Among these questions, is that of the cost and benefit comparison of inspection, surveillance and maintenance. This question will be addressed from an economics standpoint, and also as an important practical issue in life management. Component ageing is a constant concern of operators, and questions of fatigue and design base compliance will be considered from the German and US standpoints.
One of the frequently-cited questions over life management is in the reliability of instrumentation and control equipment. EDF will discuss the results of an analysis of control systems at its plants, where the question of whether obsolescence of I&C equipment will be a practical problem was addressed directly.
ABOVE ALL: TECHNOLOGY?
Whatever the fine details of economics or policy, they all depend on the condition of the plant, and it is in defining and maintaining that technology that many new developments are taking place. For some engineers, the rate at which embrittlement of the pressure vessel develops is the most important clue to the ultimate life of the reactor. In this context the “master curve” approach to assessing vessel life may be the most important measure that can be taken: new work on the master curve and its significance will be presented this year by Tecnatom.

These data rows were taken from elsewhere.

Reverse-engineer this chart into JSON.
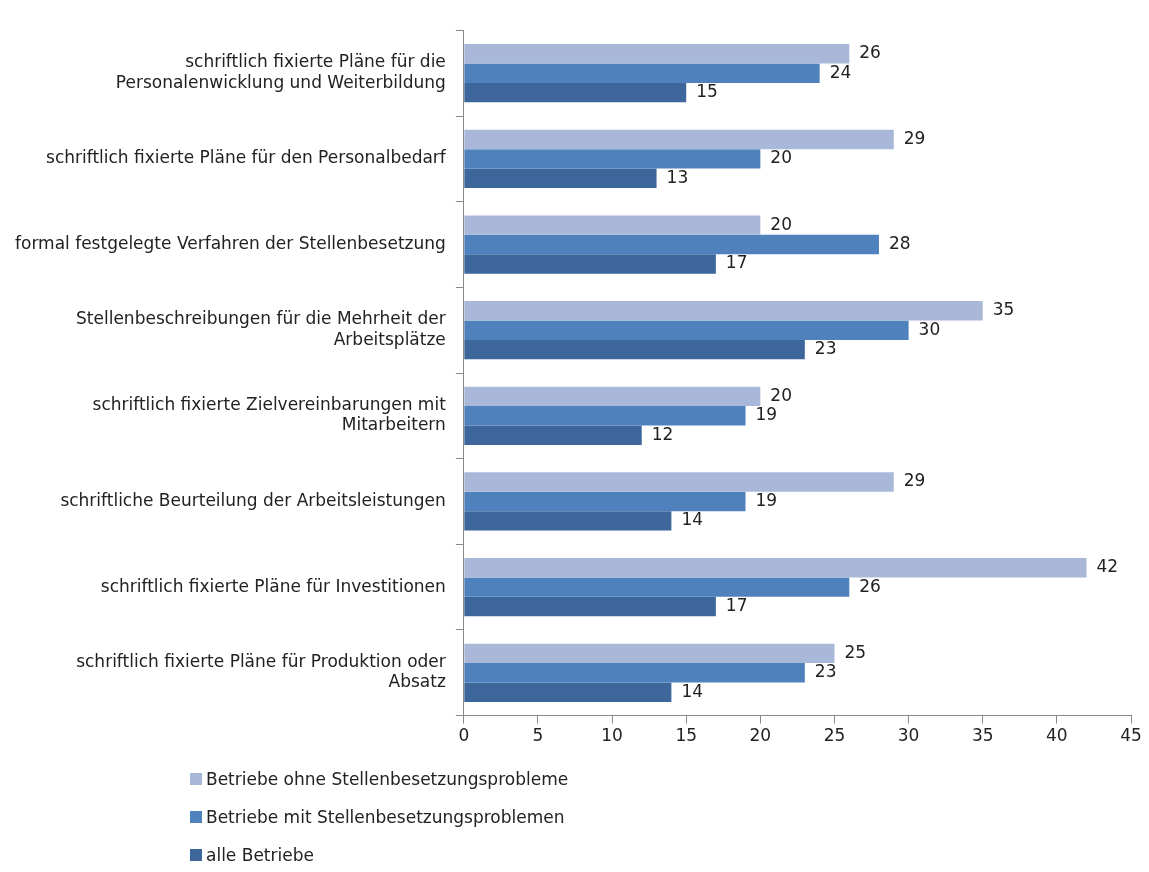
{
  "chart_data": {
    "type": "bar",
    "orientation": "horizontal",
    "categories": [
      "schriftlich fixierte Pläne für die Personalenwicklung und Weiterbildung",
      "schriftlich fixierte Pläne für den Personalbedarf",
      "formal festgelegte Verfahren der Stellenbesetzung",
      "Stellenbeschreibungen für die Mehrheit der Arbeitsplätze",
      "schriftlich fixierte Zielvereinbarungen mit Mitarbeitern",
      "schriftliche Beurteilung der Arbeitsleistungen",
      "schriftlich fixierte Pläne für Investitionen",
      "schriftlich fixierte Pläne für Produktion oder Absatz"
    ],
    "series": [
      {
        "name": "Betriebe ohne Stellenbesetzungsprobleme",
        "color": "#a9b8d8",
        "values": [
          26,
          29,
          20,
          35,
          20,
          29,
          42,
          25
        ]
      },
      {
        "name": "Betriebe mit Stellenbesetzungsproblemen",
        "color": "#4f81bd",
        "values": [
          24,
          20,
          28,
          30,
          19,
          19,
          26,
          23
        ]
      },
      {
        "name": "alle Betriebe",
        "color": "#3d679b",
        "values": [
          15,
          13,
          17,
          23,
          12,
          14,
          17,
          14
        ]
      }
    ],
    "xlim": [
      0,
      45
    ],
    "xticks": [
      0,
      5,
      10,
      15,
      20,
      25,
      30,
      35,
      40,
      45
    ],
    "data_labels": true,
    "grid": false,
    "legend": "bottom left"
  }
}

Speakers at PLIM+PLEX ‘99 will report on a number of other important technical challenges that have been met since 1997. They include:
• Replacing the internals at Oskarshamn 1, completed by ABB in 1998, and plans for a similar project due to begin in 2000 at Forsmark.
• The last stage of upgrading of Bohunice, carried out in a six-month project in 1998.

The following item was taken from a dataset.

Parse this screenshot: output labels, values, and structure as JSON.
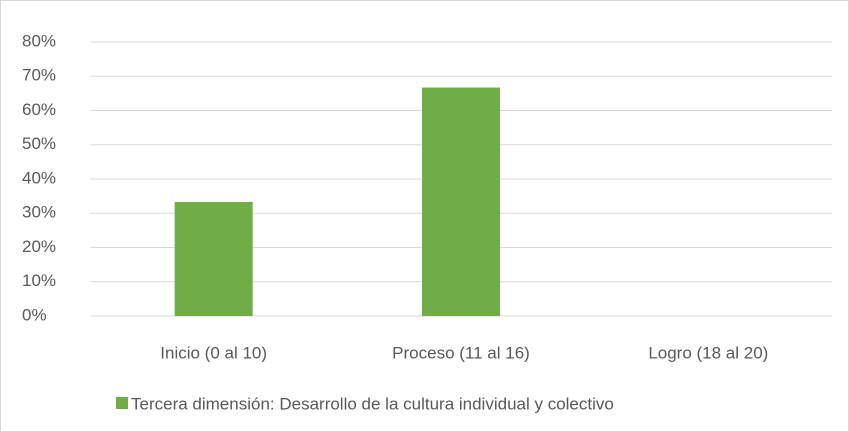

• Recent replacement of the moisture separator reheaters at North Anna 1, and the new designs and methods used in a second replacement at North Anna 2 this year.
• Ongoing work to replace the channels at Argentina’s unique Atucha 1 plant.
• Annealing and uprating at Loviisa in a project expected to increase the life of that unit to 45 years.
• Repairing damaged core internals at China’s Qinshan plant.
ABOVE ALL: DISCUSSION
In Berlin delegates to PLEX ‘91 speculated on whether a reactor, still meeting regulatory requirements at the end of its nominal life, really needed to be retired immediately, and they planned the long process of gaining regulatory approval for extension. Has the battle been won?
In the US – once thought to be the least likely country to accept an extended lifetime – licence renewal is taking place, and Barth Doroshuk will report to the meeting on the current situation in that country. In Switzerland, the regulator recently noted that there is “no technical reason” why older reactors should not operate for ten years longer, and newer reactors for 20 years longer, than their original 40-year life.
With the principle of PLEX established, industry members can consider how long reactors can last. Speculation of 50 or 60 years is common and will no doubt be debated in Madrid.
For those in the day-to-day business of operating reactors, the principle of life extension is just the beginning. From here on there are hard technical and commercial problems to be solved. As always, discussion, debate – even arguments – at the PLIM+PLEX meeting are the arena where those issues will be addressed.